I had another enrolee I had to register at a primary health care center so her baby could access proper infant care. She had put to bed at a Traditional Birth Attendant’s place. I also had an enrolee I had to support with finance because there was no money to get to the hospital while her baby was so sick. Both the husband and wife were helpless because of their dire financial situation.
I had a pregnant enrolee I had to raise funds for to get immunoglobulin because she was hepatitis B positive and needed the vaccine to prevent disease transmission to her baby. I really thank Mamalette for the impact of this project.
Why is your community important to you?
Charity begins at home, I must start with the people I see. The people I know. I can verify their stories before helping them out. I can see and feel their challenges, It’s important for me to start with my community. And every Mamalette Champion starts with her community. From there we can help the society at large.
What in your life made you care about other people around you?
I can feel their pains, challenges, not only because I see them, but I have been in their shoes before, I know what it is like to be ignorant, helpless and challenged.
When I initially got married 11yrs ago, I wasn’t prepared. I got pregnant a few months into the marriage. I had little or no care. Despite my level of education, I knew nothing about taking care of my pregnancy. I hardly went for antenatal care. I was sick, I never took my routine antenatal drugs. At 7 months of pregnancy, I went into labour and put to bed prematurely. Due to financial difficulties, my baby was unable to go to the hospital we were referred to.
I also couldn’t do anything then because I knew nothing about pregnancy or caring for a premature baby. Not too long after I began to notice some yellow coloration of the baby’s skin and I was told the baby had jaundice and a nurse came to the house to give the baby an injection and put the baby under sunlight. Later I discovered my child had cerebral palsy. She’s 10 years old now. She can’t sit, she can’t stand, neither can she walk.

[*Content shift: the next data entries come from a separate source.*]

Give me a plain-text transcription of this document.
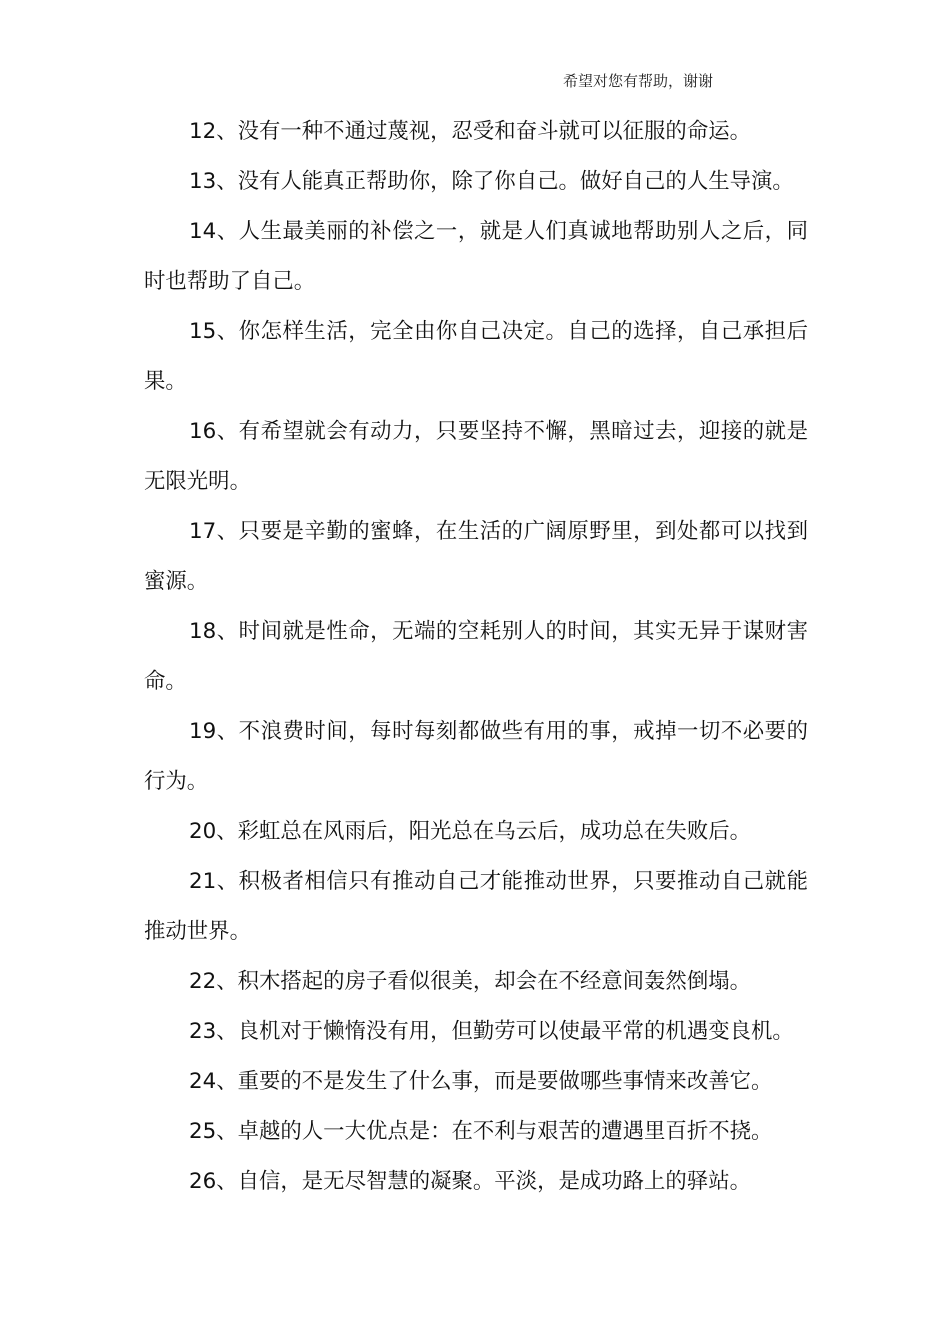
希望对您有帮助，谢谢

12、没有一种不通过蔑视，忍受和奋斗就可以征服的命运。

13、没有人能真正帮助你，除了你自己。做好自己的人生导演。

14、人生最美丽的补偿之一，就是人们真诚地帮助别人之后，同时也帮助了自己。

15、你怎样生活，完全由你自己决定。自己的选择，自己承担后果。

16、有希望就会有动力，只要坚持不懈，黑暗过去，迎接的就是无限光明。

17、只要是辛勤的蜜蜂，在生活的广阔原野里，到处都可以找到蜜源。

18、时间就是性命，无端的空耗别人的时间，其实无异于谋财害命。

19、不浪费时间，每时每刻都做些有用的事，戒掉一切不必要的行为。

20、彩虹总在风雨后，阳光总在乌云后，成功总在失败后。

21、积极者相信只有推动自己才能推动世界，只要推动自己就能推动世界。

22、积木搭起的房子看似很美，却会在不经意间轰然倒塌。

23、良机对于懒惰没有用，但勤劳可以使最平常的机遇变良机。

24、重要的不是发生了什么事，而是要做哪些事情来改善它。

25、卓越的人一大优点是：在不利与艰苦的遭遇里百折不挠。

26、自信，是无尽智慧的凝聚。平淡，是成功路上的驿站。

Describe a time during the program where you felt helpless.
This is a tough one. I had got a call from a primary health care where I had gone to speak to pregnant women. I was told a woman had come in, who was 8 months pregnant before she presented herself for antenatal care. She was carrying a set of twins and she was HIV positive. She didn’t have money for a Caesarean Section. I didn’t know what to do.
I wish I had met her months before. A few days after the call, I was told she went into labour and gave birth vaginally. I felt really helpless that I couldn’t prevent her babies from being infected with the virus. It was really hard for me and it took me some days to get over this news.

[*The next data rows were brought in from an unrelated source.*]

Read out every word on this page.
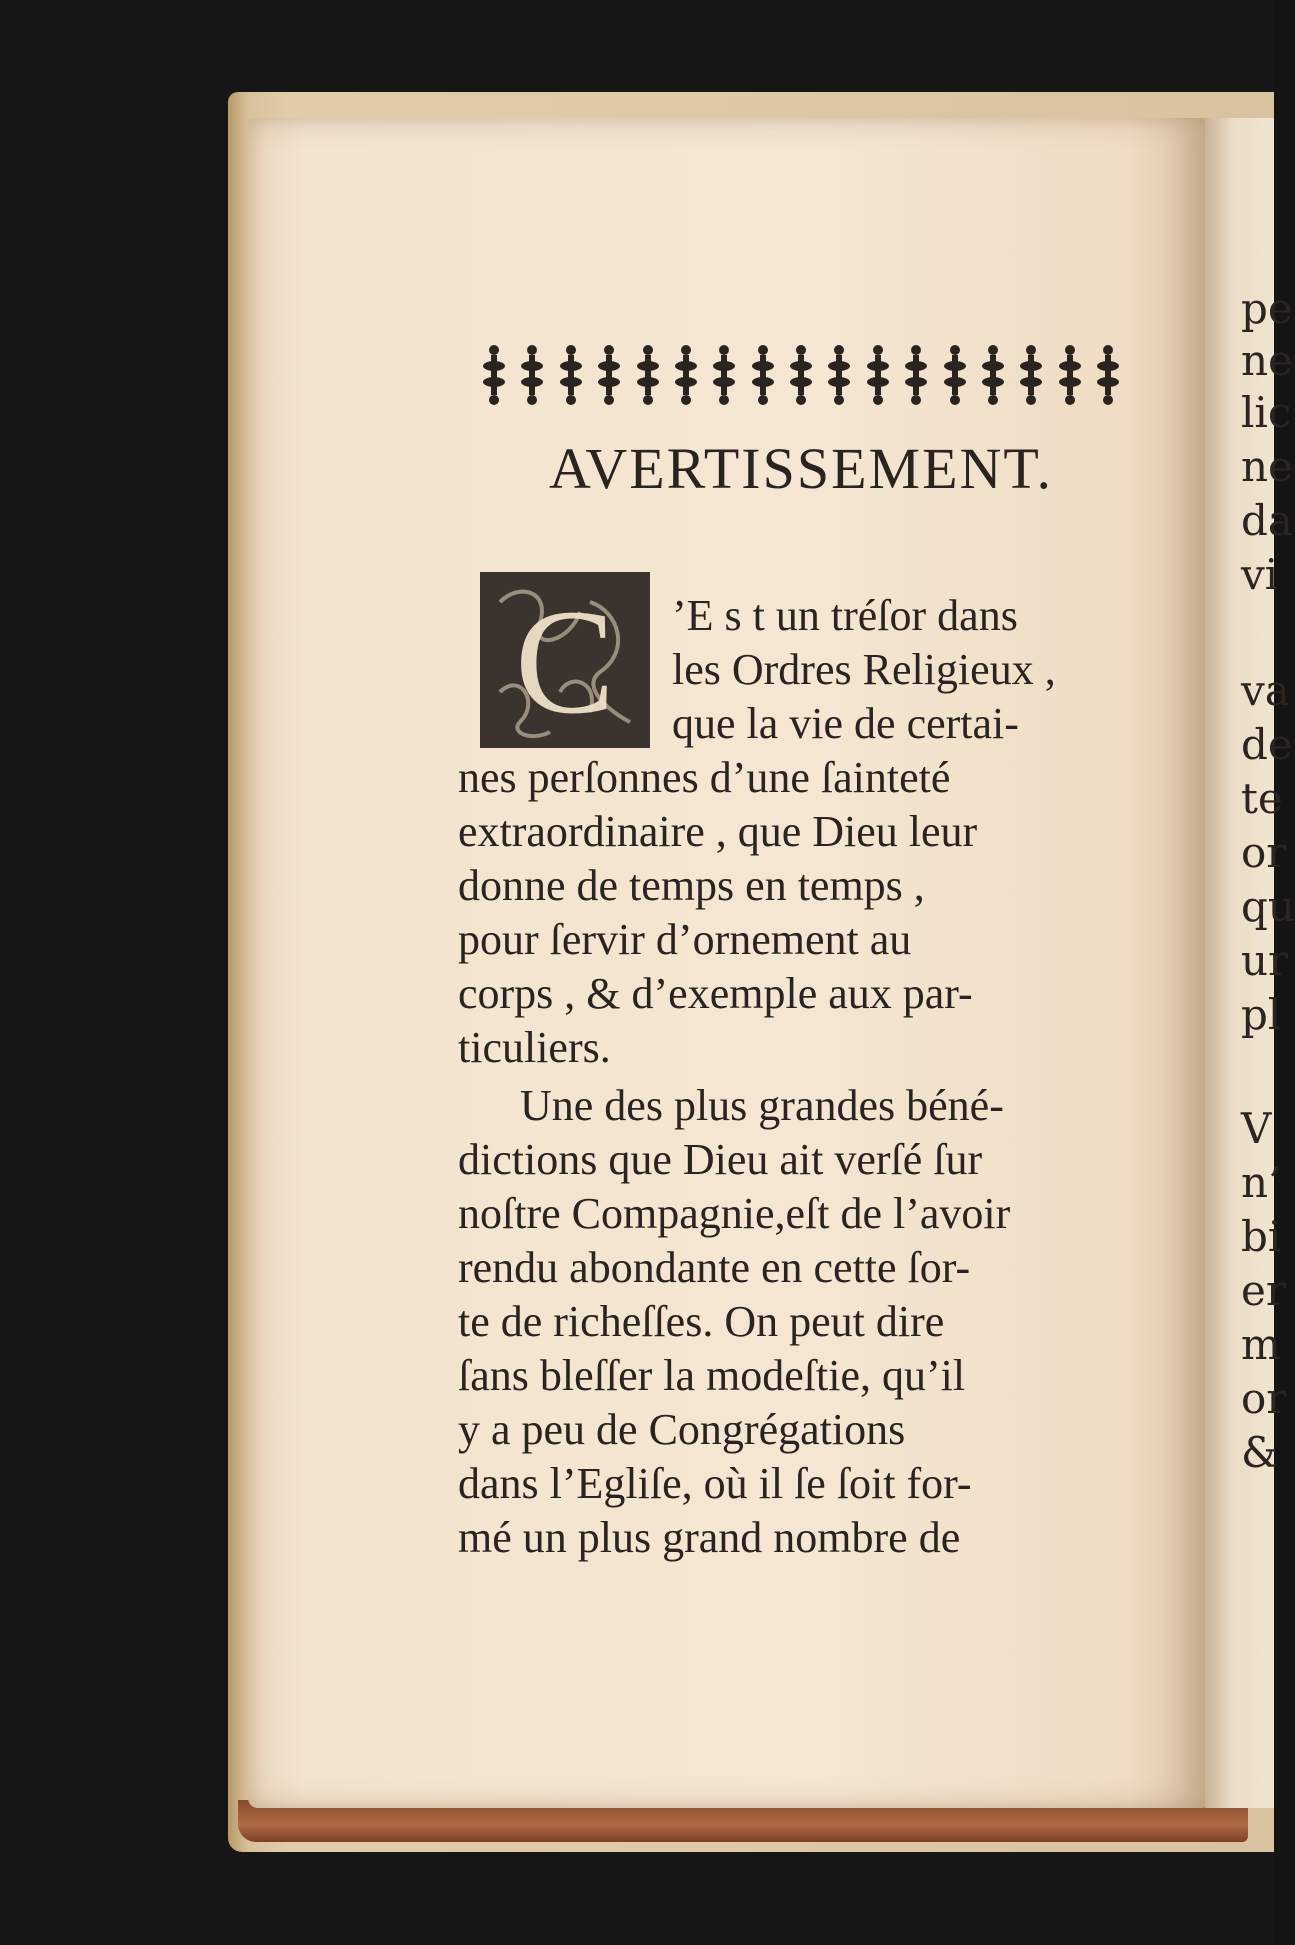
pe
ne
lic
ne
da
vi
va
de
te
or
qu
ur
pl
V
n’
bi
er
m
or
&
AVERTISSEMENT.
C ’E s t un tréſor dans
les Ordres Religieux ,
que la vie de certai-
nes perſonnes d’une ſainteté
extraordinaire , que Dieu leur
donne de temps en temps ,
pour ſervir d’ornement au
corps , & d’exemple aux par-
ticuliers.
Une des plus grandes béné-
dictions que Dieu ait verſé ſur
noſtre Compagnie,eſt de l’avoir
rendu abondante en cette ſor-
te de richeſſes. On peut dire
ſans bleſſer la modeſtie, qu’il
y a peu de Congrégations
dans l’Egliſe, où il ſe ſoit for-
mé un plus grand nombre de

What is your hope for your community?
I hope to see a community where poverty is reduced to the barest minimum by empowering people with the knowledge, resources and skills they need to rise above poverty.
What message do you have for other women who are looking to make an impact in their communities?
Be truly concerned about the welfare of others. Especially when you come from a more advantaged background. Don’t just watch people from afar. Genuinely help them when they are in trouble. And do it for humanity, not to gossip about them later.